So groß sind die Funklöcher im Untergrund

München - Wie gut funktioniert das Mobilfunk-Netz in der Münchner U-Bahn? Im Sommer 2011 verkündete die MVG: „Handy-Empfang jetzt überall!“ Doch stimmt das? Und gibt es Unterschiede zwischen den einzelnen Netzen? Eine Suche mit Empfangsstörungen.

Es ist ein Kreuz mit den Kurven. Und erst der Wechsel zwischen zwei Geschossen – ein Albtraum für Mobilfunk-Techniker. Ein lückenloses Funknetz im Untergrund aufzuspannen, ist eine Wissenschaft für sich. Im Sommer 2011 verkündeten die Verkehrsbetriebe, der Ausbau der Netzbetreiber sei abgeschlossen. Alle 92 unterirdischen Bahnhöfe und knapp 80 Kilometer Tunnelstrecke seien versorgt. Doch wer in der U-Bahn dem Chef via Handy beichten will, dass man sich mal wieder verspätet, dem bricht in nerviger Regelmäßigkeit das Netz weg. Meist funktioniert der Empfang in den Stationen prächtig, doch bei der Fahrt durch die Röhren hapert‘s.

Die Planung einer U-Bahn-Anlage sei ein komplexes Vorhaben, sagt Jörg Borm von E-Plus. Jeder Tunnel verhalte sich anders. „So haben wir – trotz aller Simulationen am Rechner – nach dem Einschalten feststellen können, an welchen Stellen noch nachjustiert werden muss.“ Der Abschnitt Josephsburg bis Innsbrucker Ring auf der U2 sei so ein Beispiel, wo es immer wieder zu toten Verbindungen komme.

Auch bei der MVG sind Beschwerden über die Netzqualität eingelaufen. Nachbesserungen seien aber allein Sache der Betreiber. „Dass es noch Optimierungsbedarf gibt, ist ja nicht neu“, heißt es. Telekom-Sprecher Udo Harbers bestätigt: „Wir haben von Kunden die Rückmeldung, dass das Netz nicht optimal ist.“

Das Problem ist also bekannt. Und angeblich wird auch daran gearbeitet. Bereits seit dem Abschluss des Ausbaus werkeln die Techniker an der „Optimierung“, berichtet eine Sprecherin von Vodafone. Bis Ende 2012 will man damit fertig sein.
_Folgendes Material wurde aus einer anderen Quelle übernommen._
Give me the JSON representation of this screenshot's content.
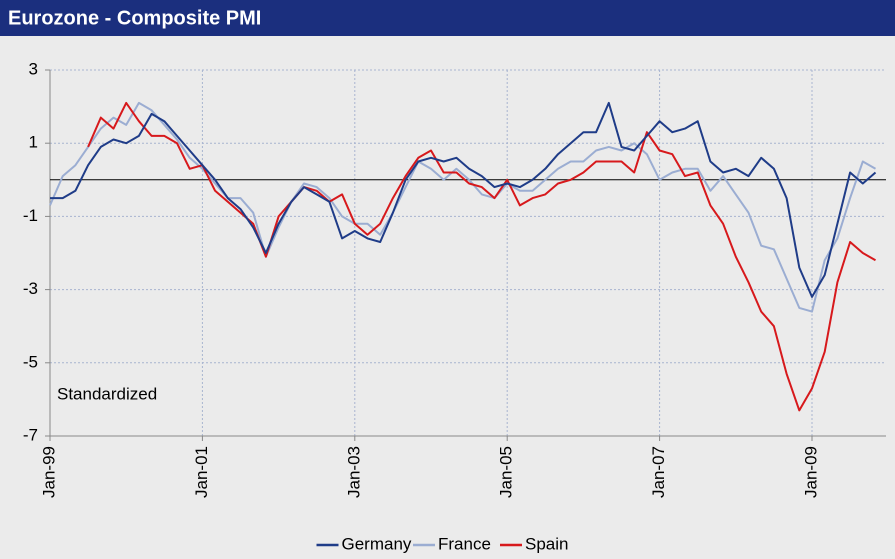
{
  "chart_data": {
    "type": "line",
    "title": "Eurozone - Composite PMI",
    "annotation": "Standardized",
    "categories": [
      "Jan-99",
      null,
      null,
      null,
      null,
      null,
      null,
      null,
      null,
      null,
      null,
      null,
      "Jan-01",
      null,
      null,
      null,
      null,
      null,
      null,
      null,
      null,
      null,
      null,
      null,
      "Jan-03",
      null,
      null,
      null,
      null,
      null,
      null,
      null,
      null,
      null,
      null,
      null,
      "Jan-05",
      null,
      null,
      null,
      null,
      null,
      null,
      null,
      null,
      null,
      null,
      null,
      "Jan-07",
      null,
      null,
      null,
      null,
      null,
      null,
      null,
      null,
      null,
      null,
      null,
      "Jan-09",
      null,
      null,
      null,
      null,
      null
    ],
    "series": [
      {
        "name": "Germany",
        "color": "#1f3c88",
        "values": [
          -0.5,
          -0.5,
          -0.3,
          0.4,
          0.9,
          1.1,
          1.0,
          1.2,
          1.8,
          1.6,
          1.2,
          0.8,
          0.4,
          0.0,
          -0.5,
          -0.8,
          -1.3,
          -2.0,
          -1.2,
          -0.6,
          -0.2,
          -0.4,
          -0.6,
          -1.6,
          -1.4,
          -1.6,
          -1.7,
          -0.9,
          0.0,
          0.5,
          0.6,
          0.5,
          0.6,
          0.3,
          0.1,
          -0.2,
          -0.1,
          -0.2,
          0.0,
          0.3,
          0.7,
          1.0,
          1.3,
          1.3,
          2.1,
          0.9,
          0.8,
          1.2,
          1.6,
          1.3,
          1.4,
          1.6,
          0.5,
          0.2,
          0.3,
          0.1,
          0.6,
          0.3,
          -0.5,
          -2.4,
          -3.2,
          -2.6,
          -1.2,
          0.2,
          -0.1,
          0.2
        ]
      },
      {
        "name": "France",
        "color": "#9badd2",
        "values": [
          -0.7,
          0.1,
          0.4,
          0.9,
          1.4,
          1.7,
          1.5,
          2.1,
          1.9,
          1.5,
          1.1,
          0.6,
          0.3,
          -0.1,
          -0.5,
          -0.5,
          -0.9,
          -2.1,
          -1.3,
          -0.6,
          -0.1,
          -0.2,
          -0.5,
          -1.0,
          -1.2,
          -1.2,
          -1.5,
          -0.9,
          -0.2,
          0.5,
          0.3,
          0.0,
          0.3,
          0.0,
          -0.4,
          -0.5,
          -0.1,
          -0.3,
          -0.3,
          0.0,
          0.3,
          0.5,
          0.5,
          0.8,
          0.9,
          0.8,
          1.0,
          0.7,
          0.0,
          0.2,
          0.3,
          0.3,
          -0.3,
          0.1,
          -0.4,
          -0.9,
          -1.8,
          -1.9,
          -2.7,
          -3.5,
          -3.6,
          -2.2,
          -1.6,
          -0.5,
          0.5,
          0.3
        ]
      },
      {
        "name": "Spain",
        "color": "#d7191c",
        "values": [
          null,
          null,
          null,
          0.9,
          1.7,
          1.4,
          2.1,
          1.6,
          1.2,
          1.2,
          1.0,
          0.3,
          0.4,
          -0.3,
          -0.6,
          -0.9,
          -1.2,
          -2.1,
          -1.0,
          -0.6,
          -0.2,
          -0.3,
          -0.6,
          -0.4,
          -1.2,
          -1.5,
          -1.2,
          -0.5,
          0.1,
          0.6,
          0.8,
          0.2,
          0.2,
          -0.1,
          -0.2,
          -0.5,
          0.0,
          -0.7,
          -0.5,
          -0.4,
          -0.1,
          0.0,
          0.2,
          0.5,
          0.5,
          0.5,
          0.2,
          1.3,
          0.8,
          0.7,
          0.1,
          0.2,
          -0.7,
          -1.2,
          -2.1,
          -2.8,
          -3.6,
          -4.0,
          -5.3,
          -6.3,
          -5.7,
          -4.7,
          -2.8,
          -1.7,
          -2.0,
          -2.2
        ]
      }
    ],
    "ylim": [
      -7,
      3
    ],
    "yticks": [
      -7,
      -5,
      -3,
      -1,
      1,
      3
    ],
    "grid": true,
    "legend": "bottom"
  }
}
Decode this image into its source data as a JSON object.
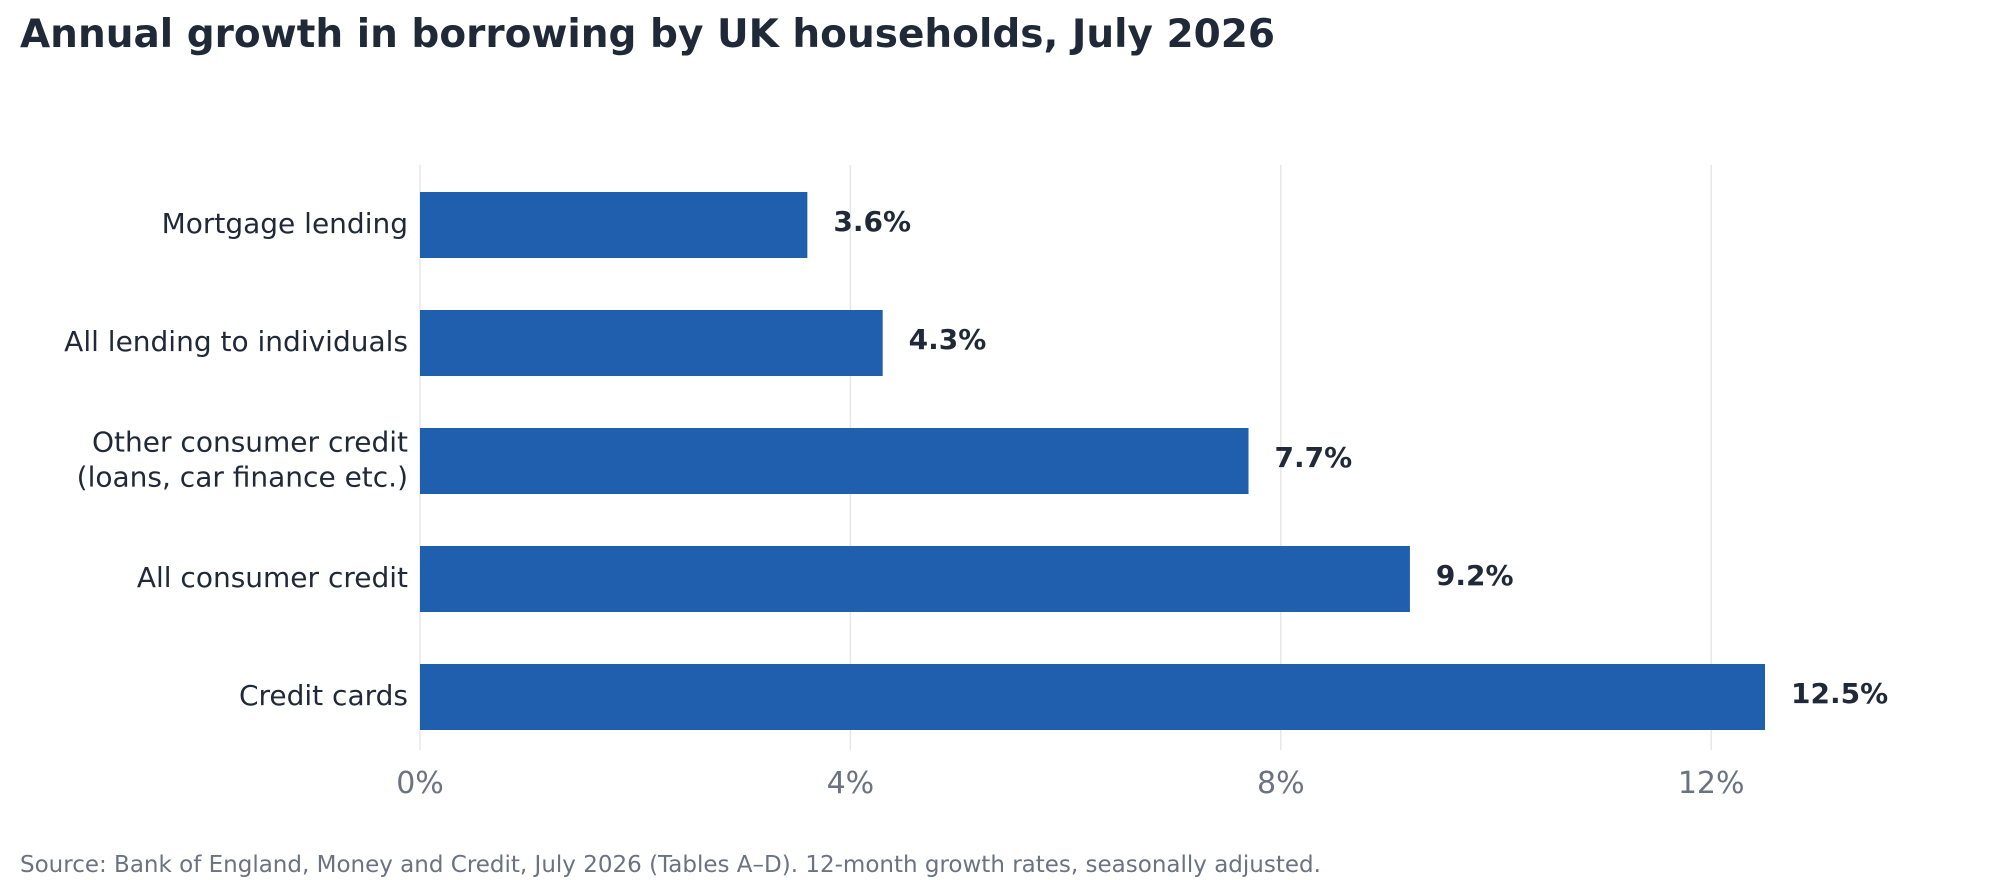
{
  "chart_data": {
    "type": "bar",
    "orientation": "horizontal",
    "title": "Annual growth in borrowing by UK households, July 2026",
    "xlabel": "",
    "ylabel": "",
    "categories": [
      "Mortgage lending",
      "All lending to individuals",
      "Other consumer credit\n(loans, car finance etc.)",
      "All consumer credit",
      "Credit cards"
    ],
    "values": [
      3.6,
      4.3,
      7.7,
      9.2,
      12.5
    ],
    "value_labels": [
      "3.6%",
      "4.3%",
      "7.7%",
      "9.2%",
      "12.5%"
    ],
    "xlim": [
      0,
      14
    ],
    "xticks": [
      0,
      4,
      8,
      12
    ],
    "xtick_labels": [
      "0%",
      "4%",
      "8%",
      "12%"
    ],
    "grid": "vertical",
    "legend": "none",
    "bar_color": "#1f5fae",
    "source": "Source: Bank of England, Money and Credit, July 2026 (Tables A–D). 12-month growth rates, seasonally adjusted."
  }
}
Vodafone ist bei dem Netzausbau federführend, arbeitet aber eng mit den anderen Anbietern zusammen. Alle nutzen die gleiche technische Infrastruktur, die gleichen Antennen, Kabel und Signalverstärker. In einem kleinen Betriebsraum im Hauptbahnhof laufen die Signale zusammen, werden von dort aus verteilt.
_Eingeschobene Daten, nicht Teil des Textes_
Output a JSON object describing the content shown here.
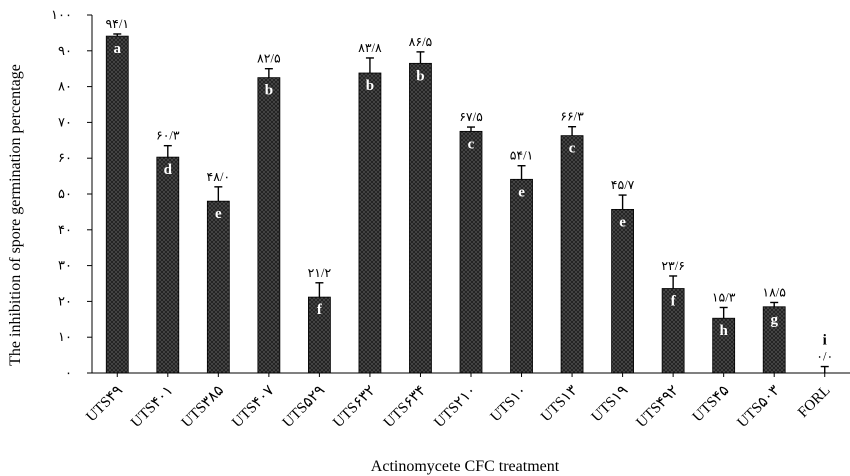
{
  "chart_data": {
    "type": "bar",
    "xlabel": "Actinomycete CFC treatment",
    "ylabel": "The inhibition of spore germination percentage",
    "ylim": [
      0,
      100
    ],
    "yticks": [
      "۰",
      "۱۰",
      "۲۰",
      "۳۰",
      "۴۰",
      "۵۰",
      "۶۰",
      "۷۰",
      "۸۰",
      "۹۰",
      "۱۰۰"
    ],
    "grid": false,
    "legend": "none",
    "bar_color": "#1a1a1a",
    "bars": [
      {
        "category": "UTS۴۹",
        "value": 94.1,
        "label": "۹۴/۱",
        "group": "a",
        "error": 0.6
      },
      {
        "category": "UTS۴۰۱",
        "value": 60.3,
        "label": "۶۰/۳",
        "group": "d",
        "error": 3.2
      },
      {
        "category": "UTS۳۸۵",
        "value": 48.0,
        "label": "۴۸/۰",
        "group": "e",
        "error": 4.0
      },
      {
        "category": "UTS۴۰۷",
        "value": 82.5,
        "label": "۸۲/۵",
        "group": "b",
        "error": 2.5
      },
      {
        "category": "UTS۵۲۹",
        "value": 21.2,
        "label": "۲۱/۲",
        "group": "f",
        "error": 4.0
      },
      {
        "category": "UTS۶۳۲",
        "value": 83.8,
        "label": "۸۳/۸",
        "group": "b",
        "error": 4.2
      },
      {
        "category": "UTS۶۳۴",
        "value": 86.5,
        "label": "۸۶/۵",
        "group": "b",
        "error": 3.2
      },
      {
        "category": "UTS۲۱۰",
        "value": 67.5,
        "label": "۶۷/۵",
        "group": "c",
        "error": 1.2
      },
      {
        "category": "UTS۱۰",
        "value": 54.1,
        "label": "۵۴/۱",
        "group": "e",
        "error": 3.8
      },
      {
        "category": "UTS۱۳",
        "value": 66.3,
        "label": "۶۶/۳",
        "group": "c",
        "error": 2.5
      },
      {
        "category": "UTS۱۹",
        "value": 45.7,
        "label": "۴۵/۷",
        "group": "e",
        "error": 4.0
      },
      {
        "category": "UTS۴۹۲",
        "value": 23.6,
        "label": "۲۳/۶",
        "group": "f",
        "error": 3.5
      },
      {
        "category": "UTS۴۵",
        "value": 15.3,
        "label": "۱۵/۳",
        "group": "h",
        "error": 3.0
      },
      {
        "category": "UTS۵۰۳",
        "value": 18.5,
        "label": "۱۸/۵",
        "group": "g",
        "error": 1.2
      },
      {
        "category": "FORL",
        "value": 0.0,
        "label": "۰/۰",
        "group": "i",
        "error": 1.8
      }
    ]
  }
}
Ob es trotz gleicher Infrastruktur Unterschiede zwischen den Netzen gibt, ist umstritten. Nutzer von Internet-Foren behaupten es jedenfalls. Mit anderen Netzen sei das Telefonieren durchaus möglich, schreibt „Heinrich“ im O2-Forum. „Nur das Netz von O2 bricht permanent zwischen den Haltestellen weg.“ „Diese Aussage können wir nicht bestätigen“, heißt es von offizieller Seite. O2-Sprecher Markus Oliver Göbel: „Die Leistung der Mobilfunker ist generell dieselbe.“ Er fügt aber an: „Um den überproportionalen Kundenzuwachs bei O2 zu stemmen, finden derzeit zusätzlich noch Kapazitätsaufrüstungen statt, die bis Ende April umgesetzt sind.“

Bei Vodafone deutet man an, dass genau hier ein Teil des Problems liegen könnte. Die Betreiber senden auf unterschiedlich vielen Kanälen. Ist zu wenig Kapazität vorhanden, verschwindet das Netz – ein Problem, das jahrelang während der Wiesn auftrat.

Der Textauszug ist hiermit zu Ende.